The Wedding Industry’s Greatest Lie

Wow! Who doesn’t love a wedding? Little girls (including myself) were brought up on the notion of a romantically shiny big-scale production that gave us a promise of new life or a new start at something mysterious & wonderful- more wonderful than anything that came before. In fact, little girls were taught by osmosis- what they saw on TV, the mass media, the movies, what they read in the magazines, and what they heard older women droning on about – to expect something really wonderful & heavenly when they got married.

And the whole wedding industry in India and elsewhere is based on that grand fiction- that girls are just biding their time until they get married & have a wonderful life. Little do we know that the grand life starts & ends at the wedding. It’s like going to a party or a movie at the multiplex- you believe all the vapid escapism right up until you come home or walk out of the theatre, like the great party or the movie the fuzzy good feeling stays with you a little while longer than with a flop party or a film. With the passing of time, you remember the film or a get-together with fondness but the sharp excitement is gone. That’s the foundation of the Wedding Industry.

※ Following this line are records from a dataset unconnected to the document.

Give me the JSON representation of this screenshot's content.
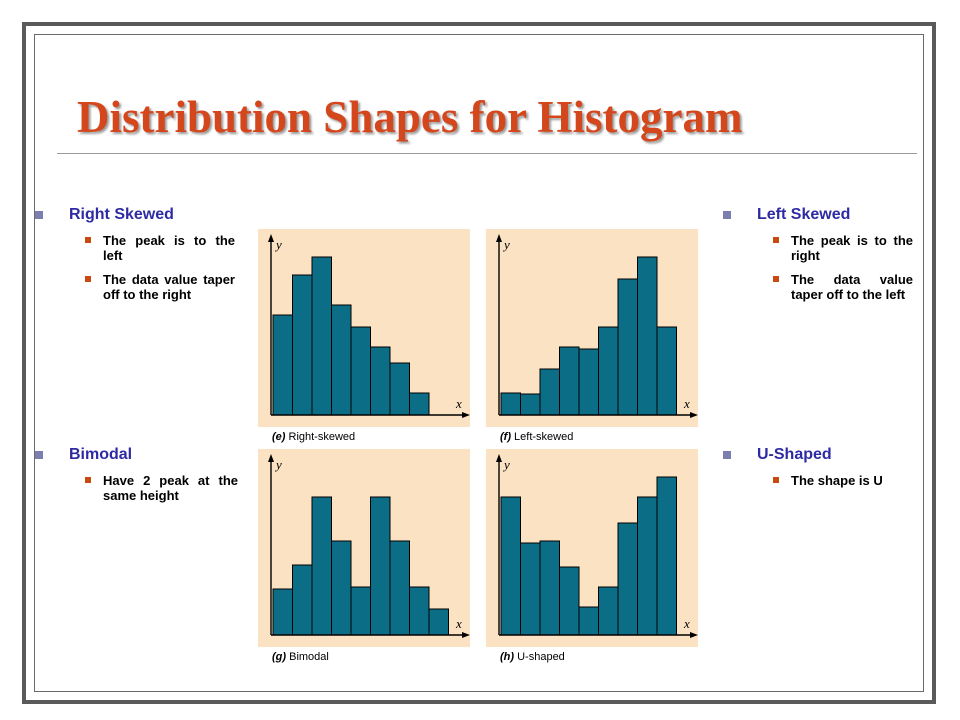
{
  "slide": {
    "title": "Distribution Shapes for Histogram",
    "colors": {
      "title": "#d4471c",
      "heading": "#2e2aa3",
      "bar": "#0c6e86",
      "panel_bg": "#fbe2c2",
      "bullet_l1": "#7b7fae",
      "bullet_l2": "#c84a12"
    }
  },
  "right_skewed": {
    "heading": "Right Skewed",
    "points": [
      "The peak is to the left",
      "The data value taper off to the right"
    ]
  },
  "left_skewed": {
    "heading": "Left Skewed",
    "points": [
      "The peak is to the right",
      "The data value taper off to the left"
    ]
  },
  "bimodal": {
    "heading": "Bimodal",
    "points": [
      "Have 2 peak at the same height"
    ]
  },
  "u_shaped": {
    "heading": "U-Shaped",
    "points": [
      "The shape is U"
    ]
  },
  "chart_data": [
    {
      "type": "bar",
      "panel": "e",
      "caption": "Right-skewed",
      "xlabel": "x",
      "ylabel": "y",
      "values": [
        5,
        7,
        7.9,
        5.5,
        4.4,
        3.4,
        2.6,
        1.1
      ]
    },
    {
      "type": "bar",
      "panel": "f",
      "caption": "Left-skewed",
      "xlabel": "x",
      "ylabel": "y",
      "values": [
        1.1,
        1.05,
        2.3,
        3.4,
        3.3,
        4.4,
        6.8,
        7.9,
        4.4
      ]
    },
    {
      "type": "bar",
      "panel": "g",
      "caption": "Bimodal",
      "xlabel": "x",
      "ylabel": "y",
      "values": [
        2.3,
        3.5,
        6.9,
        4.7,
        2.4,
        6.9,
        4.7,
        2.4,
        1.3
      ]
    },
    {
      "type": "bar",
      "panel": "h",
      "caption": "U-shaped",
      "xlabel": "x",
      "ylabel": "y",
      "values": [
        6.9,
        4.6,
        4.7,
        3.4,
        1.4,
        2.4,
        5.6,
        6.9,
        7.9
      ]
    }
  ]
}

The Wedding Industry is older than the hills apparently. In India, marriage broking is the oldest profession- it’s a version of ‘the world’s oldest profession’. Remember the old days, when a venerable old man (at least older) would go around in a veshti with a bag of passport sized snaps, horoscopes and handwritten or typed bio-datas? Now it’s all been taken over by the matrimonial websites- infinitely riskier than some guy you can lynch if anything goes wrong.

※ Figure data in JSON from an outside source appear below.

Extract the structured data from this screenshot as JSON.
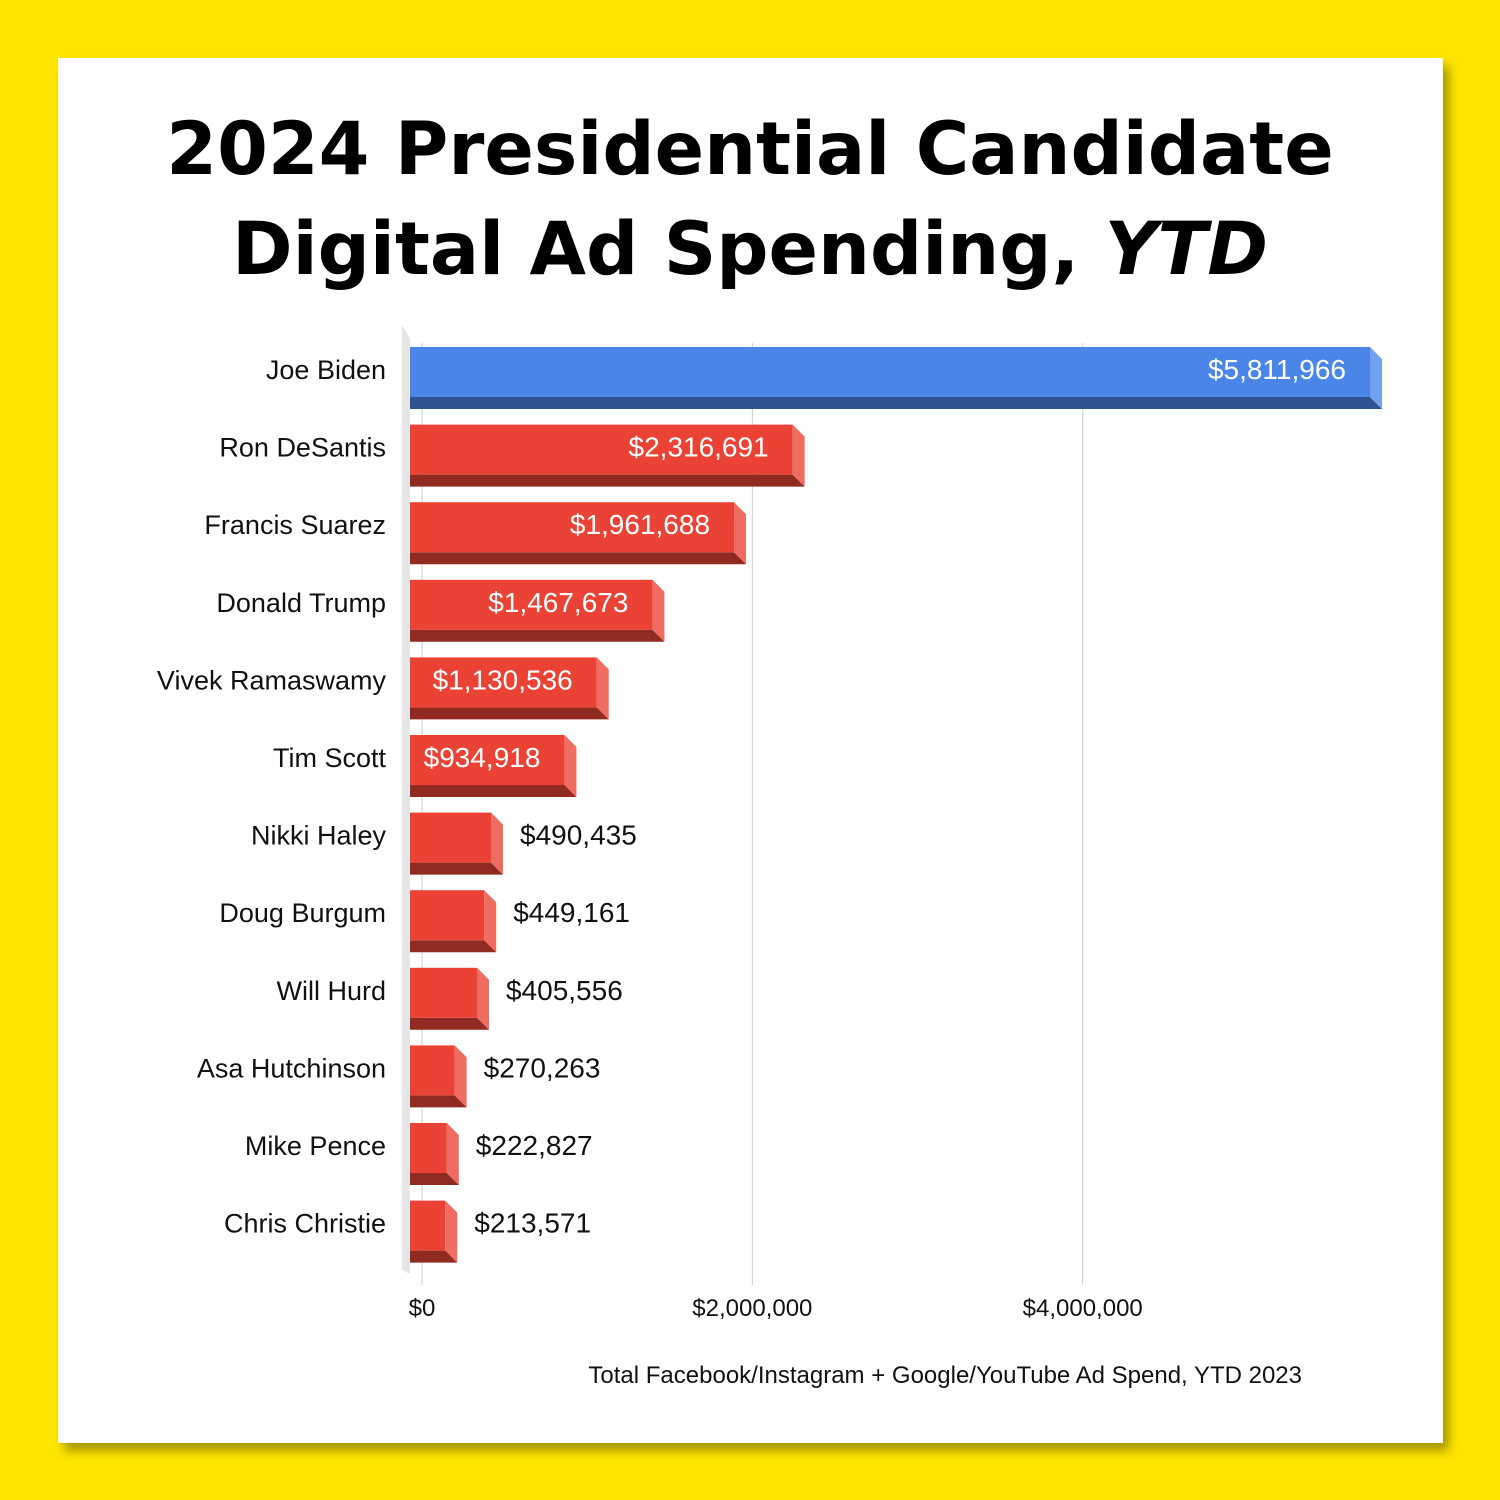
{
  "colors": {
    "background": "#ffe600",
    "highlight_bar": "#4a86e8",
    "bar": "#ea4335"
  },
  "chart_data": {
    "type": "bar",
    "orientation": "horizontal",
    "style": "3d",
    "title_line1": "2024 Presidential Candidate",
    "title_line2_main": "Digital Ad Spending,",
    "title_line2_em": "YTD",
    "xlabel": "Total Facebook/Instagram + Google/YouTube Ad Spend, YTD 2023",
    "ylabel": "",
    "xlim": [
      0,
      5811966
    ],
    "grid": true,
    "legend": "none",
    "xticks": [
      0,
      2000000,
      4000000
    ],
    "xtick_labels": [
      "$0",
      "$2,000,000",
      "$4,000,000"
    ],
    "categories": [
      "Joe Biden",
      "Ron DeSantis",
      "Francis Suarez",
      "Donald Trump",
      "Vivek Ramaswamy",
      "Tim Scott",
      "Nikki Haley",
      "Doug Burgum",
      "Will Hurd",
      "Asa Hutchinson",
      "Mike Pence",
      "Chris Christie"
    ],
    "values": [
      5811966,
      2316691,
      1961688,
      1467673,
      1130536,
      934918,
      490435,
      449161,
      405556,
      270263,
      222827,
      213571
    ],
    "value_labels": [
      "$5,811,966",
      "$2,316,691",
      "$1,961,688",
      "$1,467,673",
      "$1,130,536",
      "$934,918",
      "$490,435",
      "$449,161",
      "$405,556",
      "$270,263",
      "$222,827",
      "$213,571"
    ],
    "highlight_categories": [
      "Joe Biden"
    ]
  }
}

Does it matter that Indian marriages are surrounded by tradition and Western marriages are rooted in capitalistic & commercially engendered desires that make brides, brides’ mothers, and their attendant satellites exclaim, “I have to have this” & “But this must be done! What will Everyone say!” In spite of the fact that we claim to be progressive human beings, our entire commerce revolves around Birth, death, marriage (and consequently divorce) – not necessarily in that order.

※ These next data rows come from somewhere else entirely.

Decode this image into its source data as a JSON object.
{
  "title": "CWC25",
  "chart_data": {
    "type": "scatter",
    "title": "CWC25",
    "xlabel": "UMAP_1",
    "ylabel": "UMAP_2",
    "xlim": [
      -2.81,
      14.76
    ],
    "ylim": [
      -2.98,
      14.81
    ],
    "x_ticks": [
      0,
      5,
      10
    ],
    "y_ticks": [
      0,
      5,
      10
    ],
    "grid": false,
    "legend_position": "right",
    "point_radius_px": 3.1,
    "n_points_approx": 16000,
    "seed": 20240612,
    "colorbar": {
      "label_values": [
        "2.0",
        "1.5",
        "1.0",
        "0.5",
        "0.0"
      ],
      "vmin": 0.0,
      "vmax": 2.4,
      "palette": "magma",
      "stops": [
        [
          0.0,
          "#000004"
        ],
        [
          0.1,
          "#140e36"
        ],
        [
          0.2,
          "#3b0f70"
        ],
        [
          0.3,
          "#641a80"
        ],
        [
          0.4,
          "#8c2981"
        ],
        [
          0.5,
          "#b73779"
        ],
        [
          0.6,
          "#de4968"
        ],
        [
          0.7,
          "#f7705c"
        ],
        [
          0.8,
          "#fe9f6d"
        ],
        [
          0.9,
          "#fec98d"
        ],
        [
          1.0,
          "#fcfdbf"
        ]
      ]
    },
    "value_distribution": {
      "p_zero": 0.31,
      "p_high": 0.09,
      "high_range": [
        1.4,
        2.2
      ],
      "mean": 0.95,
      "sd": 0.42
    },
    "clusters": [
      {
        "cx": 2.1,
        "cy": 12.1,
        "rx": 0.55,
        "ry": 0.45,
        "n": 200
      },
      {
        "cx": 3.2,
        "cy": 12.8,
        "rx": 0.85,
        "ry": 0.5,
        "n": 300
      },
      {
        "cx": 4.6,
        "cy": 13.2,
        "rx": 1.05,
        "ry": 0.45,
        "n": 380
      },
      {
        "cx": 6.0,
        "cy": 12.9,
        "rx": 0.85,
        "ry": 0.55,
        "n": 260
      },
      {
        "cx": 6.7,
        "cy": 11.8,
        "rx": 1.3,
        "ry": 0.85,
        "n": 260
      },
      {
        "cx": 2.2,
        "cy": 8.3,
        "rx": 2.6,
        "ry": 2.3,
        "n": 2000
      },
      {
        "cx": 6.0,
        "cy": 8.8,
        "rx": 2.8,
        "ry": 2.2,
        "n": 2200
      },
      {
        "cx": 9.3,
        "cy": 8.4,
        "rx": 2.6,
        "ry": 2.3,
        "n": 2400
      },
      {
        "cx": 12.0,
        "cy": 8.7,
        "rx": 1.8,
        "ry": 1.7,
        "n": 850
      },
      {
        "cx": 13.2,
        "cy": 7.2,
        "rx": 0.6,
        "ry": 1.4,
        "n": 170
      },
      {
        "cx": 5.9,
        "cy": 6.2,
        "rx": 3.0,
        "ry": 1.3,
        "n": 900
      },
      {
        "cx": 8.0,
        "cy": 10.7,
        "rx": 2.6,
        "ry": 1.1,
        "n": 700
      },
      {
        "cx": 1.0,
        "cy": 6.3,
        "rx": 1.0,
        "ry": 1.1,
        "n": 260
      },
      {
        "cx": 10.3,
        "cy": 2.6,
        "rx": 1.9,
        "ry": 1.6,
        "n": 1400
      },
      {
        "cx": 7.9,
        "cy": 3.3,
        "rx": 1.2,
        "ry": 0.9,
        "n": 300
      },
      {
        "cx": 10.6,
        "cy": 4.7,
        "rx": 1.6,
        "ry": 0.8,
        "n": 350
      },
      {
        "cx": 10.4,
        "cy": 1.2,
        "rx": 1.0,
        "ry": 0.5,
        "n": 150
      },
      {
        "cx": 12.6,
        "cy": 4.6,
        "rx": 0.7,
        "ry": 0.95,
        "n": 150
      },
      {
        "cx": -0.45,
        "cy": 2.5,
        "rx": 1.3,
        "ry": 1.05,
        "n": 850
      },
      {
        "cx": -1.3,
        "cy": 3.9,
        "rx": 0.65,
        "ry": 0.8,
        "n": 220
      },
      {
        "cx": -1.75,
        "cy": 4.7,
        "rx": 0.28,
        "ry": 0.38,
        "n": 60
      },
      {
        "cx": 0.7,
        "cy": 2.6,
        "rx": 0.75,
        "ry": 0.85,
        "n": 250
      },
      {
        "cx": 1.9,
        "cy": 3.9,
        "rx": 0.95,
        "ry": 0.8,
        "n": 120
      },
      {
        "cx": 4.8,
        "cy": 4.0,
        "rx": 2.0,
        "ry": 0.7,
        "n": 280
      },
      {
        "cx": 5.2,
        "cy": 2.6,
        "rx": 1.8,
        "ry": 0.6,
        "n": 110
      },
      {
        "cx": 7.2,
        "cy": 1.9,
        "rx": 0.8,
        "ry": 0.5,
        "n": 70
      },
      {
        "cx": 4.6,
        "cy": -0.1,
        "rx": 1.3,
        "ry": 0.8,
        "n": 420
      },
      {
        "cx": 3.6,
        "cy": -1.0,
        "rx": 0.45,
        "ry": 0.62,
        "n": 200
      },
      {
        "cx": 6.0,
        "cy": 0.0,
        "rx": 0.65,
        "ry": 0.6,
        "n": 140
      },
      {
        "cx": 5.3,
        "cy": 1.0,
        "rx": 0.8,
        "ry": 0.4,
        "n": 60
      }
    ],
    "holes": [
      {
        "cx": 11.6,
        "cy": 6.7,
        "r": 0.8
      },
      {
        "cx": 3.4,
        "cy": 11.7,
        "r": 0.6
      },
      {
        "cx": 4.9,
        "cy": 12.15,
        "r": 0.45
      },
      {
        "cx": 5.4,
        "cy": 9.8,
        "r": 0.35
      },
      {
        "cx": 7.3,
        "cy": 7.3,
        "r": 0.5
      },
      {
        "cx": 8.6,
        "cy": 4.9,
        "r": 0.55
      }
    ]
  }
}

The American wedding industry claims it’s not seen a lag in growth due to the economic meltdown. In fact, many jewelers say their profits come in from the sales of diamond engagement rings. Though gemstone professionals claim that rubies, emeralds, sapphires and the like are gaining ground- it’s the same percentage of women who preferred gemstones above diamonds who are making these purchases- not new converts to the brilliance & beauty of gemstones.

Nope, the wedding industry is bright & burning – women want to get married to prove their worth. Whether their parents find a partner for them or they themselves snare one- seems like a woman needs a man to make her whole. You’d be surprised – Indians are dabbling in event planning – why? Because planning a wedding is akin to standing in front of an oncoming train- and having/wanting to do it. Our baggage of ‘tradition’ & culture is fodder for the event management sector, all we need is Reliance tying up with ‘The Knot’ (well-known wedding industry website), and India will enter the 21st century way of planning life on the Internet.

The West is a funny place- they make up the rules as they go along. Case in point is the establishment of the diamond engagement ring rule. According to the Internet (and we know everything on the Internet is true), De Beers was the reason diamonds became the precious stone of choice for a man to give his fiancée. Though with the discovery of diamond mines being discovered almost on a daily basis, due to advanced mining & recovery techniques- I’m tempted to ask: what is so special about a diamond? Diamonds have little or no resale value unless they weigh over a carat. Of course, we hear of diamonds selling for millions of dollars per carat – but the fact is that the diamond itself is HUGE. Not like the ones on most mass-manufactured diamond rings, which are less than a carat. Sometimes, they’re just 0.1 carat.

But who really cares about that? We all love buying into the perfect wedding and spend copious amounts of money on things we don’t really need in the belief that this will lead to a magically happy married life.

That’s leads me to another question why do Indian parents of daughters splurge on getting their girls married to strangers? Sure we all want to throw a great party & show off our wealth- but maybe we could contemplate not spending so grandiosely & give the precious daughter a gift she can count on – when she really needs it?